We often say that in the SNP it’s like having a “second family” because despite all the apprehension you often experience before your first branch meeting, you realise within seconds of walking in the door that people want to learn what you think and share their ideas with you in an open, honest way. Additionally, beyond the political side of things, you do make friends and this in many ways becomes an extended support network which is extremely beneficial in both political and personal sense. This means that others might ask about your disability, how it affects you and if there are any adaptations you might need; this isn’t them being nosy, it’s an offer of help so you can grow and flourish. If you are disabled and you aren’t sure about something or if you need help you shouldn’t be scared to ask. As someone who is soon to be “getting my bus pass” in YSI terms, over time you’ll find like I did that once you know how things work; it will be others coming to you for help (including those who have been in the game longer than you have!)
Being disabled does mean there are things you just can’t do no matter how hard you try and that is okay, I’ve been there too so I know how frustrating it can get. I was fortunate enough to serve as the YSI’s National Secretary from 2018 until February this year and I would be lying if I said there weren’t strategies I developed to make sure that I could do my role well. Living with CP does mean that at times where I’m spending weekends on my feet, such as at party conference, is physically impossible for me - it didn’t come as a surprise to members that at times I would spend time in the quiet room to switch off, or be found taking a short break where I’d be sitting down for a while. When you get caught up in the moment its easy to push yourself beyond your limits, especially when things get stressful or super busy. Knowing how your disability affects you, and having close friends in party circles who know this too, is vital so that they can tell you truthfully before you are about to exceed your limits that you need to stop for your own good. You don’t need to tell many people, but your close friends should know so that if you’re struggling or are about to burn out they can help you avoid it.
As someone who is disabled and involved in politics there is one big advantage I have over my non-disabled peers; my experience of living with a disability and the way this influences my politics. Growing up in a world that’s not fully adapted for disabled people means that we have a unique perspective on the world with an lived insight into policy areas that others won’t have. I have when debating and developing policy tried to keep the personal and the political seperate. However, in some cases mixing the two and using your experience of being disabled helps.

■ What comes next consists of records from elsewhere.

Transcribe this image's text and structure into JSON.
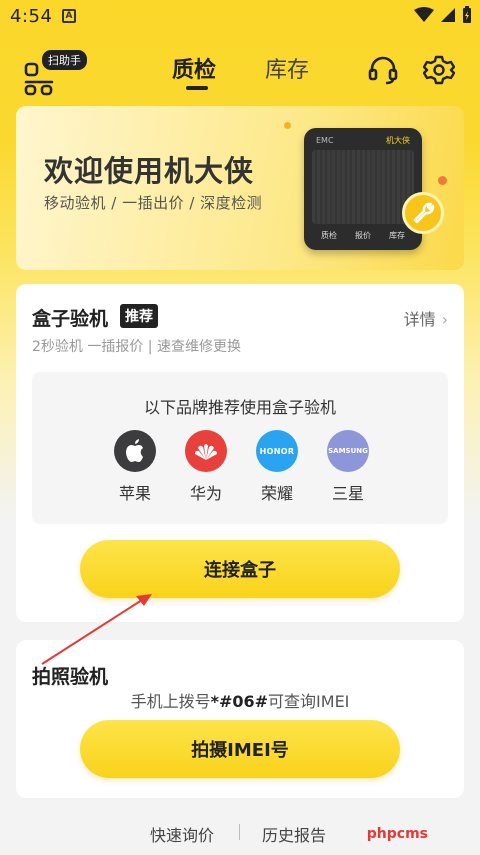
{
  "status_bar": {
    "time": "4:54",
    "notif_letter": "A"
  },
  "header": {
    "scan_badge": "扫助手",
    "tabs": [
      {
        "label": "质检",
        "active": true
      },
      {
        "label": "库存",
        "active": false
      }
    ],
    "icons": [
      "headset-icon",
      "gear-icon"
    ]
  },
  "banner": {
    "title": "欢迎使用机大侠",
    "subtitle": "移动验机 / 一插出价 / 深度检测",
    "device_brand": "机大侠",
    "device_tag": "EMC",
    "device_buttons": [
      "质检",
      "报价",
      "库存"
    ]
  },
  "box_card": {
    "title": "盒子验机",
    "badge": "推荐",
    "detail_link": "详情",
    "subtitle": "2秒验机 一插报价 | 速查维修更换",
    "brand_heading": "以下品牌推荐使用盒子验机",
    "brands": [
      {
        "name": "苹果",
        "color": "#3c3c3e"
      },
      {
        "name": "华为",
        "color": "#e8403c",
        "logo": "HUAWEI"
      },
      {
        "name": "荣耀",
        "color": "#2aa3f0",
        "logo": "HONOR"
      },
      {
        "name": "三星",
        "color": "#8c96d8",
        "logo": "SAMSUNG"
      }
    ],
    "connect_button": "连接盒子"
  },
  "photo_card": {
    "title": "拍照验机",
    "hint_prefix": "手机上拨号",
    "hint_code": "*#06#",
    "hint_suffix": "可查询IMEI",
    "button": "拍摄IMEI号"
  },
  "footer": {
    "links": [
      "快速询价",
      "历史报告"
    ],
    "watermark": "phpcms"
  },
  "colors": {
    "accent_yellow": "#f9d31b",
    "arrow_red": "#e53935"
  }
}
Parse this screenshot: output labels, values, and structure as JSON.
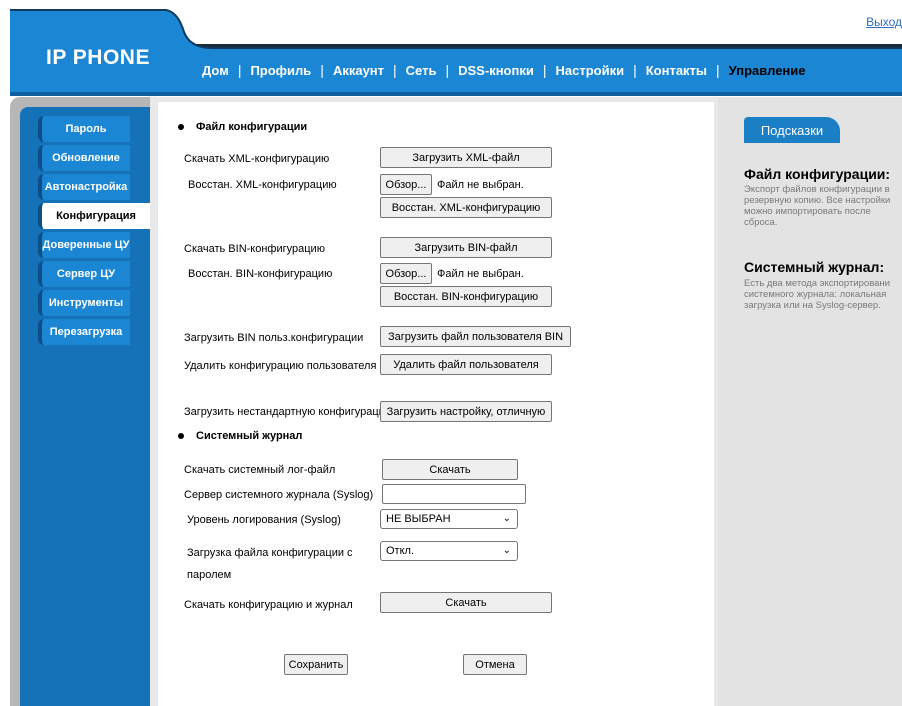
{
  "header": {
    "logout": "Выход",
    "brand": "IP PHONE",
    "nav": [
      "Дом",
      "Профиль",
      "Аккаунт",
      "Сеть",
      "DSS-кнопки",
      "Настройки",
      "Контакты",
      "Управление"
    ],
    "active_nav": "Управление"
  },
  "sidebar": {
    "items": [
      "Пароль",
      "Обновление",
      "Автонастройка",
      "Конфигурация",
      "Доверенные ЦУ",
      "Сервер ЦУ",
      "Инструменты",
      "Перезагрузка"
    ],
    "active": "Конфигурация"
  },
  "config": {
    "section_title": "Файл конфигурации",
    "download_xml_label": "Скачать XML-конфигурацию",
    "download_xml_button": "Загрузить XML-файл",
    "restore_xml_label": "Восстан. XML-конфигурацию",
    "browse_button": "Обзор...",
    "no_file": "Файл не выбран.",
    "restore_xml_button": "Восстан. XML-конфигурацию",
    "download_bin_label": "Скачать BIN-конфигурацию",
    "download_bin_button": "Загрузить BIN-файл",
    "restore_bin_label": "Восстан. BIN-конфигурацию",
    "restore_bin_button": "Восстан. BIN-конфигурацию",
    "upload_user_bin_label": "Загрузить BIN польз.конфигурации",
    "upload_user_bin_button": "Загрузить файл пользователя BIN",
    "delete_user_label": "Удалить конфигурацию пользователя",
    "delete_user_button": "Удалить файл пользователя",
    "upload_custom_label": "Загрузить нестандартную конфигурацию",
    "upload_custom_button": "Загрузить настройку, отличную"
  },
  "syslog": {
    "section_title": "Системный журнал",
    "download_log_label": "Скачать системный лог-файл",
    "download_log_button": "Скачать",
    "server_label": "Сервер системного журнала (Syslog)",
    "server_value": "",
    "level_label": "Уровень логирования (Syslog)",
    "level_value": "НЕ ВЫБРАН",
    "pwd_upload_label_1": "Загрузка файла конфигурации с",
    "pwd_upload_label_2": "паролем",
    "pwd_upload_value": "Откл.",
    "download_all_label": "Скачать конфигурацию и журнал",
    "download_all_button": "Скачать"
  },
  "actions": {
    "save": "Сохранить",
    "cancel": "Отмена"
  },
  "hints": {
    "tab": "Подсказки",
    "title1": "Файл конфигурации:",
    "body1": "Экспорт файлов конфигурации в резервную копию. Все настройки можно импортировать после сброса.",
    "title2": "Системный журнал:",
    "body2": "Есть два метода экспортировани системного журнала: локальная загрузка или на Syslog-сервер."
  },
  "colors": {
    "header_blue": "#1b86d4",
    "header_dark": "#1e2a38",
    "sidebar_blue": "#1672b8",
    "hint_text": "#7a7a7a"
  }
}
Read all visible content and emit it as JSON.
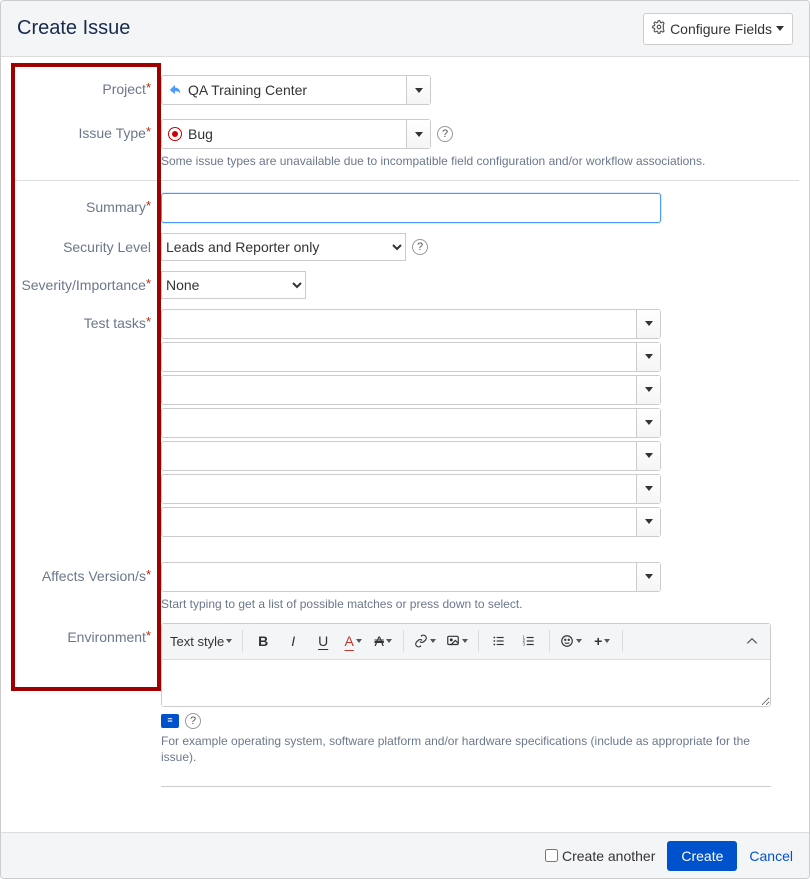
{
  "header": {
    "title": "Create Issue",
    "configure_label": "Configure Fields"
  },
  "fields": {
    "project": {
      "label": "Project",
      "value": "QA Training Center"
    },
    "issue_type": {
      "label": "Issue Type",
      "value": "Bug",
      "hint": "Some issue types are unavailable due to incompatible field configuration and/or workflow associations."
    },
    "summary": {
      "label": "Summary",
      "value": ""
    },
    "security_level": {
      "label": "Security Level",
      "value": "Leads and Reporter only"
    },
    "severity": {
      "label": "Severity/Importance",
      "value": "None"
    },
    "test_tasks": {
      "label": "Test tasks",
      "rows": [
        "",
        "",
        "",
        "",
        "",
        "",
        ""
      ]
    },
    "affects_versions": {
      "label": "Affects Version/s",
      "value": "",
      "hint": "Start typing to get a list of possible matches or press down to select."
    },
    "environment": {
      "label": "Environment",
      "hint": "For example operating system, software platform and/or hardware specifications (include as appropriate for the issue)."
    }
  },
  "rte": {
    "text_style": "Text style"
  },
  "footer": {
    "create_another": "Create another",
    "create": "Create",
    "cancel": "Cancel"
  }
}
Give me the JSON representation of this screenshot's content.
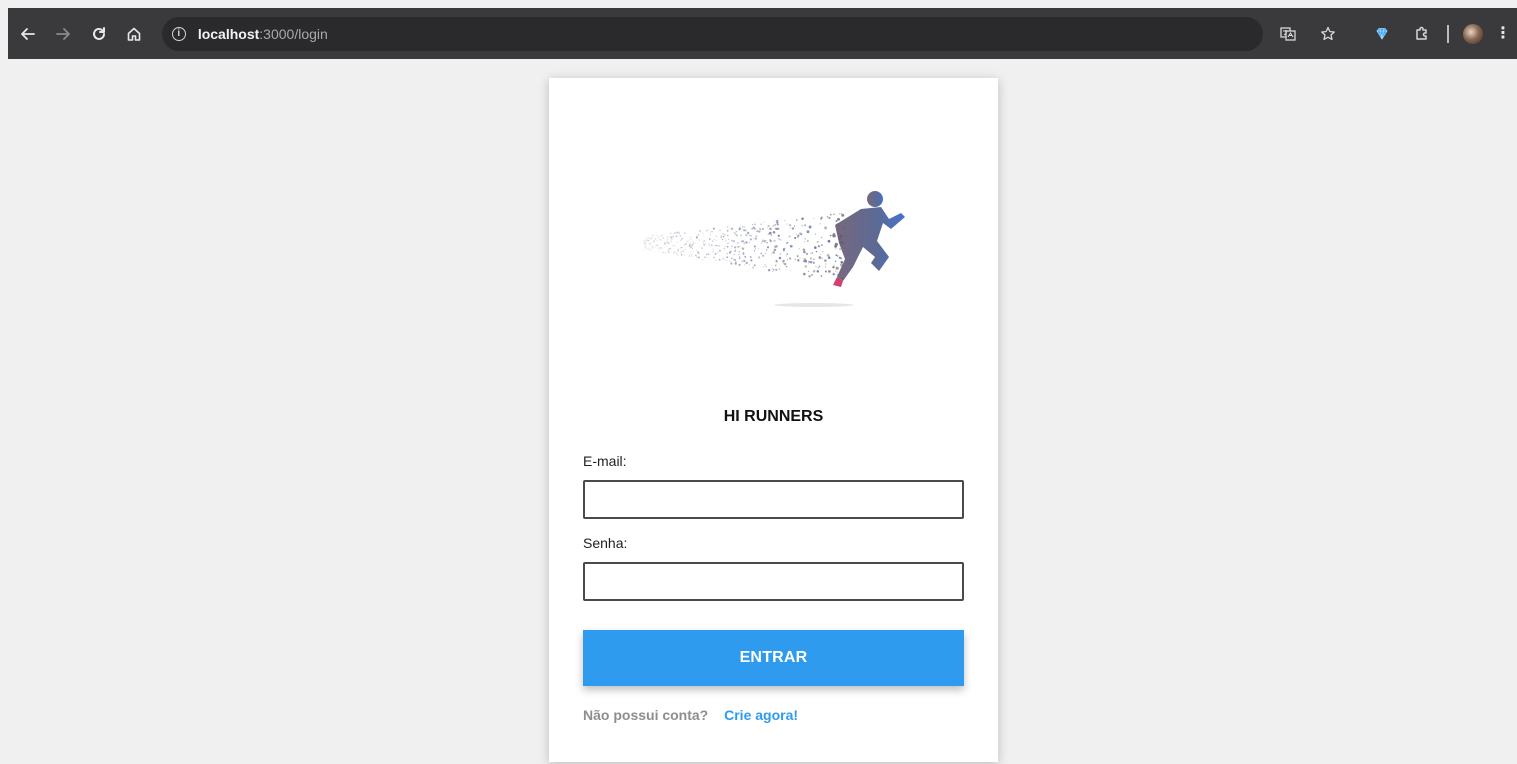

For example, being born with CP as I was born prematurely means that I know from my parents and my immediate family what they went through when I was a baby. This led me to work within the YSI to introduce neonatal leave as a key tenet of our vision for Social Security in an independent Scotland. This was a very difficult issue for me to discuss and debate, but the encouragement I got from watching several of my colleagues (including those who who I didn’t expect) speaking up in favour of a resolution like this and sharing their own personal experiences and that of their families, clearly demonstrates the influence and unique impact a disabled persons perspective can have on important issues.
I know this is a long read but if it helps just one disabled person to take that step and put themselves out there it has been worth it. The political world may seem alien at first but when the wider world is not designed for disabled people it is perhaps ironic that being involved in the political one is the best way of creating that level playing field that the wider world should be for all of us.